What would you be doing if you weren’t doing music?
Oh my god. Well I used to do social media for corporate companies. I was blogging and other digital marketing things. I’d probably be doing that because I like it.

Favorite song to perform in a set?
“High Strangeness” is a good one. I like performing that because most of my songs are dark and pretty heavy, and that one is super upbeat. It’s kind of a relief to play, it lightens the mood. “Just One Thing” has been good. I’ve been playing that recently. It’s so fast and that bass is so heavy. The high hats are so fast, so it’s hard for people not to react to that.

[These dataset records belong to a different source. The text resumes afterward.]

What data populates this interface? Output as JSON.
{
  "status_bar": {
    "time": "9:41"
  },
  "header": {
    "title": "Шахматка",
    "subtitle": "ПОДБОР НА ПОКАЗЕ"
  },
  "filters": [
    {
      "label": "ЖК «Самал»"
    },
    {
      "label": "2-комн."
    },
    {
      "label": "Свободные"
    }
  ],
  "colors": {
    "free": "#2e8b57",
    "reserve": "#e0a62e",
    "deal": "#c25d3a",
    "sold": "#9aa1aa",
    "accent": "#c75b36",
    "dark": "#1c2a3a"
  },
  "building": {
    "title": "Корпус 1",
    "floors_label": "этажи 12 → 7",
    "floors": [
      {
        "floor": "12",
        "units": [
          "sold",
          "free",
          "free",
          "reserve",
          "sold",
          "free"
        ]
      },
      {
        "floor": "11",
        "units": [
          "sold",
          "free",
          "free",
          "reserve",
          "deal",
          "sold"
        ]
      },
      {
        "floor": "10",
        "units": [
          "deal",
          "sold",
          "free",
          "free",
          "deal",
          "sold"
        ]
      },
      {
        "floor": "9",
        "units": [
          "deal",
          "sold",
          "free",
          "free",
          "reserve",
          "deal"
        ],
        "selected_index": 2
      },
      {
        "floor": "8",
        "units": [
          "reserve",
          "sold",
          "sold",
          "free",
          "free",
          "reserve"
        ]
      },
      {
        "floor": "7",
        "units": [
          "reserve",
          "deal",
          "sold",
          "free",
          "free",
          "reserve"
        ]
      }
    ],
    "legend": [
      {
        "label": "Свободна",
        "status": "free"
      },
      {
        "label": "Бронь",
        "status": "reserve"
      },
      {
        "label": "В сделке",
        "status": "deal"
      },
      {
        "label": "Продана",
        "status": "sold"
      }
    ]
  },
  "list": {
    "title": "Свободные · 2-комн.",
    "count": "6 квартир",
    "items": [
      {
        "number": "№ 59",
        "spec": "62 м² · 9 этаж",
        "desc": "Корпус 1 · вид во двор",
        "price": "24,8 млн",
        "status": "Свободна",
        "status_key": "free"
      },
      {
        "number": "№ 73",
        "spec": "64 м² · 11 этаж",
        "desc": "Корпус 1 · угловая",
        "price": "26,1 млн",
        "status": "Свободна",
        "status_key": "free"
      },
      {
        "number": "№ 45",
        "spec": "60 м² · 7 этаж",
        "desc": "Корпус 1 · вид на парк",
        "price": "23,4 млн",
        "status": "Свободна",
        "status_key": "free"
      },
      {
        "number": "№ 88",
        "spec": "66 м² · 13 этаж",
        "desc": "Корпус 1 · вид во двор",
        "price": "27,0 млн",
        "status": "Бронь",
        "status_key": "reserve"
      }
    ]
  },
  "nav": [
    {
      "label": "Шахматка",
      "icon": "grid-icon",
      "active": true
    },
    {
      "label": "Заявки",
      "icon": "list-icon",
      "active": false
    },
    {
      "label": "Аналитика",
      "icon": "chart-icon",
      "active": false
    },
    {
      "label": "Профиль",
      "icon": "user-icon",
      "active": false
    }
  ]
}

What’s the best encounter you had with a fan?
I had a fan in England see me after a show. I was going into a club. It was Halloween this past year, and a fan asked me for $20 for the cover of the club. That was pretty good, just asking me for money. Someone gave me roses the other night. The show was kind of bumming me out. There was a lot of people there but the crowd was just kind of stoic. Then someone gave me a bouquet of flowers, that was totally uplifting. I felt good about that.

Who’s the most played artist on your phone?
Grouper. She’s probably my most played. Or Kanye. One of those two.

What’s your advice for an aspiring Adam?
Just write as much as you can, and try to define what you want to sound like. Don’t just find people that you want to sound like, but identify what you’re trying to get across in your music and what you want people to know you for. Then just keep writing until people start to pay attention.